Robust adaptive active disturbance rejection control of an electric furnace using additional continuous sliding mode component

Abstract

The temperature control process of electric heating furnace (EHF) systems is a quite difficult and changeable task owing to non-linearity, time delay, time-varying parameters, and the harsh environment of the furnace. In this paper, a robust temperature control scheme for an EHF system is developed using an adaptive active disturbance rejection control (AADRC) technique with a continuous sliding-mode based component. First, a comprehensive dynamic model is established by using convection laws, in which the EHF systems can be characterized as an uncertain second order system. Second, an adaptive extended state observer (AESO) is utilized to estimate the states of the EHF system and total disturbances, in which the observer gains are updated online by a non-linear observer bandwidth, that is as a function of the observation errors.
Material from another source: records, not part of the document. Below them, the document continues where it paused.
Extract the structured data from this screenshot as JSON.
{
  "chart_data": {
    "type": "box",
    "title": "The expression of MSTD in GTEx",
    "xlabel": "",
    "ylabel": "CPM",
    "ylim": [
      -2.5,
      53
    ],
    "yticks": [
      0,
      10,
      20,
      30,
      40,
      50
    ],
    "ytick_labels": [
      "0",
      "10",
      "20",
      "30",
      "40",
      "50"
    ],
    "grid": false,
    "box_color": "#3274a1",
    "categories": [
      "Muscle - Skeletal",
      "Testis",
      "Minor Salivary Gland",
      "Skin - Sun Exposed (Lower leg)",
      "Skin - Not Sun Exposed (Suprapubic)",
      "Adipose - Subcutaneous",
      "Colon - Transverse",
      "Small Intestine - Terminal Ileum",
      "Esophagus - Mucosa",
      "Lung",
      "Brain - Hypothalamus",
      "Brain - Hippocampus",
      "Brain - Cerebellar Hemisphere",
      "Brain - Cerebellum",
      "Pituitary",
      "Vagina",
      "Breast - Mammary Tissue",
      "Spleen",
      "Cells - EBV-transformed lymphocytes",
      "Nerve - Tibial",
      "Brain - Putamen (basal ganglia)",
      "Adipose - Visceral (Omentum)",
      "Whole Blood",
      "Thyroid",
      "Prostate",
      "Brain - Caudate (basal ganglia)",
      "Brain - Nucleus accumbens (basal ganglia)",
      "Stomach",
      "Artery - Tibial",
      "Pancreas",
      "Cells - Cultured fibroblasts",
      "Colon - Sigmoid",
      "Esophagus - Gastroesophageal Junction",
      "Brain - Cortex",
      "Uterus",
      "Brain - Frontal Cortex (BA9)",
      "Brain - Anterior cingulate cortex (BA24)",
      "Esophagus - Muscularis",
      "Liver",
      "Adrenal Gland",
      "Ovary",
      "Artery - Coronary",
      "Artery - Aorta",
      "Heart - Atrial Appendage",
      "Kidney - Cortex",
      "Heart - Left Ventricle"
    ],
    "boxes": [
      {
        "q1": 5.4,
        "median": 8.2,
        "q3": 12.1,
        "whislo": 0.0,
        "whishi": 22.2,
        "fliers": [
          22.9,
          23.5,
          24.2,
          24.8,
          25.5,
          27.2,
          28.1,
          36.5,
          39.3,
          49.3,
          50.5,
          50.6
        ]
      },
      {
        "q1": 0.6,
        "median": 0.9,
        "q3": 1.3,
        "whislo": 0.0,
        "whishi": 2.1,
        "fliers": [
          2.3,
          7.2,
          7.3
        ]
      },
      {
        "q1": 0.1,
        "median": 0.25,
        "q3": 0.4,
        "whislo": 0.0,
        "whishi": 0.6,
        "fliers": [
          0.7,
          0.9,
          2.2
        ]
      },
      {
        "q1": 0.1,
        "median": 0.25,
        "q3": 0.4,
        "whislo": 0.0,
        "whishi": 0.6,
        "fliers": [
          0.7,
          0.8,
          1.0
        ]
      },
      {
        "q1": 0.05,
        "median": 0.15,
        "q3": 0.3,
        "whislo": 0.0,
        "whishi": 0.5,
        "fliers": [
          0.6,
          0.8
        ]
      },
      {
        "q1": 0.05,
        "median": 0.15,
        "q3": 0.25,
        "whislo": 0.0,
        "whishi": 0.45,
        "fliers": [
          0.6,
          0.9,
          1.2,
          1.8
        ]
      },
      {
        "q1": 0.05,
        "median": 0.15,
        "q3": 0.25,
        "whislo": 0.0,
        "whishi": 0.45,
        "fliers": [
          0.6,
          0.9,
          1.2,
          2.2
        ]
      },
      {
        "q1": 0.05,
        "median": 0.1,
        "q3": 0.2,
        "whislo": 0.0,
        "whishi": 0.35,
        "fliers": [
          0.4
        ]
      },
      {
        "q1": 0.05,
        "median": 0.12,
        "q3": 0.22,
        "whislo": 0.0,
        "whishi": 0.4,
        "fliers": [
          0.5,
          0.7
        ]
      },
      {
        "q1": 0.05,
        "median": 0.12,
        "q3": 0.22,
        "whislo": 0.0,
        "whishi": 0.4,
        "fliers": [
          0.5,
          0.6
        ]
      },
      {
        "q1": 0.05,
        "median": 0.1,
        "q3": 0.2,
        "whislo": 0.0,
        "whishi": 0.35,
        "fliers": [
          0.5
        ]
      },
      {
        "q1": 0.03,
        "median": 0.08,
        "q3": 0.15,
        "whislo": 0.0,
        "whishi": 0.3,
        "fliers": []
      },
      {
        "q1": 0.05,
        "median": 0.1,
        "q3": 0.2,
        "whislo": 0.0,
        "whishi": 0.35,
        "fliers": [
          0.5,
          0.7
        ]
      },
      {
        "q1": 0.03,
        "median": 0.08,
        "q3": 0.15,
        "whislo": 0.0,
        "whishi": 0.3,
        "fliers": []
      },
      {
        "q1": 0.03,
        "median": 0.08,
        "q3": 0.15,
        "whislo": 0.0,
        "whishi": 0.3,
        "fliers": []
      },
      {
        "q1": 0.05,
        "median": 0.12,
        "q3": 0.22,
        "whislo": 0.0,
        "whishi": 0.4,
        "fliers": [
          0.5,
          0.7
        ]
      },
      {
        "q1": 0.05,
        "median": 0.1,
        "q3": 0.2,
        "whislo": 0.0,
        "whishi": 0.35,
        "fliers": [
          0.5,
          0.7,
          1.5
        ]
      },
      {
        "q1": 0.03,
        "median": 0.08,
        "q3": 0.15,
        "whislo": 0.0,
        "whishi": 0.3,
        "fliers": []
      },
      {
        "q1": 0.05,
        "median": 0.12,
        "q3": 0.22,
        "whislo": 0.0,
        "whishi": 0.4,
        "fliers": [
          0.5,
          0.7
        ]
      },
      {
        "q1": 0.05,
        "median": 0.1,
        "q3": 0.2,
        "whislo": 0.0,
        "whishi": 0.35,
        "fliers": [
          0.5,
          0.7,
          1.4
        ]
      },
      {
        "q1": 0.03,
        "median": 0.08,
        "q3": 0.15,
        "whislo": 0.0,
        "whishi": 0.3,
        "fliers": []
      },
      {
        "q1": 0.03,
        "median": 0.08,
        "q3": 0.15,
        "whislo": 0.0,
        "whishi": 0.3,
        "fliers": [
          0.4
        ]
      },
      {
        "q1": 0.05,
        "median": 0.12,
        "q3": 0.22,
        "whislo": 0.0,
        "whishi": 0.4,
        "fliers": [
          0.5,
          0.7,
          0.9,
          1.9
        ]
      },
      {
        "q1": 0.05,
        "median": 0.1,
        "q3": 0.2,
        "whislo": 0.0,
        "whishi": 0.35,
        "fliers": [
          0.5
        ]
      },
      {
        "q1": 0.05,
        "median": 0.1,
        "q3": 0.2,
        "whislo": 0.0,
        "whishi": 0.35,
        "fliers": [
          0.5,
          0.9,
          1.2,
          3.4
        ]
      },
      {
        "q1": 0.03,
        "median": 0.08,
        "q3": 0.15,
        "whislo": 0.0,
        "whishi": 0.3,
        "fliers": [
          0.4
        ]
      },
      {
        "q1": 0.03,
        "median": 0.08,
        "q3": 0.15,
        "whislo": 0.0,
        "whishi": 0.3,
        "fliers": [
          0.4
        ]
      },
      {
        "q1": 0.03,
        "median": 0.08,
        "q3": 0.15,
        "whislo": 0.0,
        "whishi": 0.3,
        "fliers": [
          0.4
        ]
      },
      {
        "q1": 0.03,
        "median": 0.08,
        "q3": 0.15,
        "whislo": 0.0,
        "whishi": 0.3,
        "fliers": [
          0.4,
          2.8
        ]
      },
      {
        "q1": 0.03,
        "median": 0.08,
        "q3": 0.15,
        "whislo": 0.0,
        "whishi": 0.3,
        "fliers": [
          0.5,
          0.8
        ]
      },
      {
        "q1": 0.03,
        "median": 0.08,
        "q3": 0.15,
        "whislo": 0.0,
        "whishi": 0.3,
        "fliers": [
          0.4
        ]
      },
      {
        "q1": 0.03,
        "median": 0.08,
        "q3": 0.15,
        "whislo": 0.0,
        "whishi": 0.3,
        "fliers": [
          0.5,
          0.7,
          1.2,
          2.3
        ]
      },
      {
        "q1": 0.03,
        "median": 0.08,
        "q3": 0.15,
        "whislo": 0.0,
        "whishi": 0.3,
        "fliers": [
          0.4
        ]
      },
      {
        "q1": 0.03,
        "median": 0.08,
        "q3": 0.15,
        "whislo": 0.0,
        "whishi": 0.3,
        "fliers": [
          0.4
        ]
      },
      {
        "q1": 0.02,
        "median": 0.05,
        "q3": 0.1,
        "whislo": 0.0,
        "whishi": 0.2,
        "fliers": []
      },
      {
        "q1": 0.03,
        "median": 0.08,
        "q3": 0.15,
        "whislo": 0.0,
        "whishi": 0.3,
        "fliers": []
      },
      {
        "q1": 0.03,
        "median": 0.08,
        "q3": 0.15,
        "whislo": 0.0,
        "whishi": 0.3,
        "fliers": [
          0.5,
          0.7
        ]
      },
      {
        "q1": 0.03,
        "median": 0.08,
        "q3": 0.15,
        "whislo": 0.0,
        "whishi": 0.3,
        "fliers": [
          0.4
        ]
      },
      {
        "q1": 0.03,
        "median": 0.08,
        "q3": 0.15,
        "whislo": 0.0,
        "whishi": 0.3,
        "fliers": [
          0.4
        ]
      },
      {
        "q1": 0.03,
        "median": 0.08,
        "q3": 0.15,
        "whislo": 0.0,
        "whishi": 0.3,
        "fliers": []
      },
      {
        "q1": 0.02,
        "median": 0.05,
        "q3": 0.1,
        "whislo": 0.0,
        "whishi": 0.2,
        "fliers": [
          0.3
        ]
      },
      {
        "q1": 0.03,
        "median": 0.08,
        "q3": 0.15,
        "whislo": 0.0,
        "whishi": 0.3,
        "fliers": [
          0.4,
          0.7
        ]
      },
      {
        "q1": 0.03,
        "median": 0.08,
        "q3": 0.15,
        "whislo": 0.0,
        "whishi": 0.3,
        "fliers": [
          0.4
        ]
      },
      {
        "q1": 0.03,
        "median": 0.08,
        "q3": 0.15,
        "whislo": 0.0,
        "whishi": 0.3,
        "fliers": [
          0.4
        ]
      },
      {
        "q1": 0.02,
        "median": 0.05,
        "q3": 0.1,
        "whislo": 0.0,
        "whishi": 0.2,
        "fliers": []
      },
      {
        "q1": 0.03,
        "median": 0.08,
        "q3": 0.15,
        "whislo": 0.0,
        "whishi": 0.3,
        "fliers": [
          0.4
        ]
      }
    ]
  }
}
Moreover, with the help of disturbance estimation, a novel sliding manifold is constructed with parameters adaptively adjusted by a dynamic nonlinear bandwidth function to reduce the impact of high gain problems, especially noise-sensitivity. A continuous sliding-mode (CSM) based component is also designed to handle disturbance estimation errors. Third, the stability of the closed loop system, including the proposed controller and estimator, is mathematically proved using the Lyapunov theorem. Finally, the comparative simulation results show that the proposed method has superior robustness and temperature tracking performance.